Posted on 22/11/2023 by Malcolm

Regarding benefits, there is a 6.7 percent increase, aligning with September’s inflation figures. This translates to an average enhancement of £470 for approximately 5.5 million households. Originally, ministers contemplated utilizing October’s inflation figure of 4.6 percent, potentially saving £3 billion but adversely impacting nine million households amidst the escalating cost of living.

In addition, LHA to rise back to the to the 30th percentile.

New regime for those who are long-term sick to get them back into work.  There is money to achieve this and also sanctions.

Concerning pensions, the state pension is set to rise by 8.5 percent, reaching £221 a week from April 1, adhering to the standard earnings measure. Previously, a lower inflation measure excluding bonus effects was under consideration.

Approximately £250 million is allocated for investment alongside UK pension funds in life sciences and technology sectors. Employees will gain a legal right to insist that new employers contribute to their existing pension pots, fostering the concept of a single lifetime pension pot.

These initiatives are expected to generate £75 billion by 2030 for financing high-growth companies, as stated by the chancellor.

The government, as noted by the chancellor, plans to initiate the sale of Natwest shares within the next year, contingent on market conditions. The goal is to fully divest its 38.7 percent stake in the bank by 2026.

In the area of alcohol duty, all duties are frozen until August of the following year, effectively reducing the duty cost of an average pint of beer by 3p.

For skills development, the chancellor has earmarked £50 million over the next two years to enhance apprenticeships in engineering and other key growth sectors facing skill shortages.

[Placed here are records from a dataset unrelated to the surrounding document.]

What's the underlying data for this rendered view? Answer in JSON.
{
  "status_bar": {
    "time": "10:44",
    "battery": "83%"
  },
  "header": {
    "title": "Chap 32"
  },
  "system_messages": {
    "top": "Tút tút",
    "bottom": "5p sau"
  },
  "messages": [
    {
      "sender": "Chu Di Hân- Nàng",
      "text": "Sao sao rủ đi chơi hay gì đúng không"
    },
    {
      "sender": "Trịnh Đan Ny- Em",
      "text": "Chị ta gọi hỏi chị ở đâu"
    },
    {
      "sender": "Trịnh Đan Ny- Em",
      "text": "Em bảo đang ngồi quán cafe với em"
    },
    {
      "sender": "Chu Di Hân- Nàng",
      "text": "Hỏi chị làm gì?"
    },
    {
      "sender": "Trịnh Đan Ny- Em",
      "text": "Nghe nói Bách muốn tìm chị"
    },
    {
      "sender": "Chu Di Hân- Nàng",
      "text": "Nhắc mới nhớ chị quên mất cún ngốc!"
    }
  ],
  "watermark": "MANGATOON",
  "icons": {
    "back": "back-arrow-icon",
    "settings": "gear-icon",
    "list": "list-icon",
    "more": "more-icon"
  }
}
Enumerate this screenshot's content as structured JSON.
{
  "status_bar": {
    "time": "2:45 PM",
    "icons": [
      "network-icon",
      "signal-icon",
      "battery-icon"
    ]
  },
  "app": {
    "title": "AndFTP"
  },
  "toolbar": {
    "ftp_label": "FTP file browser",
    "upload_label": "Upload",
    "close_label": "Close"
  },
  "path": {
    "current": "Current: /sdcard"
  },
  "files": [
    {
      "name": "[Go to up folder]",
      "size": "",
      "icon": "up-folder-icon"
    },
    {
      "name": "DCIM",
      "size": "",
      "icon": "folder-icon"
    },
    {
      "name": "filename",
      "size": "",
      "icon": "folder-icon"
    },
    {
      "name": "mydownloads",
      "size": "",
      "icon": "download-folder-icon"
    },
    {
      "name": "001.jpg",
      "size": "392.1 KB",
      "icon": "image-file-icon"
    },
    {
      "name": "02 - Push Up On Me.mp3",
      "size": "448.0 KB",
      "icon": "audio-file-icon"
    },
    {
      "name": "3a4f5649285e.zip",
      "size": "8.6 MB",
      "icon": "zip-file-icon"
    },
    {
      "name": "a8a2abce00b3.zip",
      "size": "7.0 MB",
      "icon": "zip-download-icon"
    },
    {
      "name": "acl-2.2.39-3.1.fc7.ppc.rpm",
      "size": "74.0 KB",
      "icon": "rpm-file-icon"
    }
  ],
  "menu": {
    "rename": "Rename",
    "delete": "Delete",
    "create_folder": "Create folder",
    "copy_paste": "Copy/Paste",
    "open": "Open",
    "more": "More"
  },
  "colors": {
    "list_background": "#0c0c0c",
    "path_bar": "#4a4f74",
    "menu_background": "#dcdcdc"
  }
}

In terms of personal taxation, the primary rate of national insurance for employees is reduced from 12 percent to 10 percent starting January 6, leading to an annual saving of £450 for an average earner with a £35,000 salary.

Regarding business taxes, class two national insurance contributions will be abolished, and class four contributions on profits between £12,570 and £50,270 will be decreased to 8 percent from 9 percent. This measure, effective from April, will save the UK’s two million self-employed individuals £350 annually.

In business taxation, a tax incentive allowing companies to deduct up to 25p for every £1 spent on plant and machinery is now permanent. Initially set to end in April 2026, this policy, costing £10 billion annually, is lauded as the most significant business tax reduction in modern British history.

The National Living Wage is set to increase by 10 percent, from £10.42 to £11.44 per hour for individuals aged 21 and over, amounting to an annual gain of £1,800 for the average full-time worker.

In addressing energy bills, households near new power cables will receive up to £10,000 in electricity bill discounts over a decade. These plans are part of broader efforts to expedite the construction of necessary electricity networks for new energy projects.

Lastly, the state of the economy as forecasted by the Office for Budget Responsibility (OBR) indicates that inflation will decrease from its current 4.6 percent to 2.8 percent by the end of next year. However, this rate is significantly higher than the 0.9 percent average annual rate projected in March 2023. The UK economy is anticipated to grow by 0.6 percent this year, 0.7 percent next year, and 1.4 percent in 2025. The chancellor reassures that inflation will revert to the Bank of England’s 2 percent target by 2025.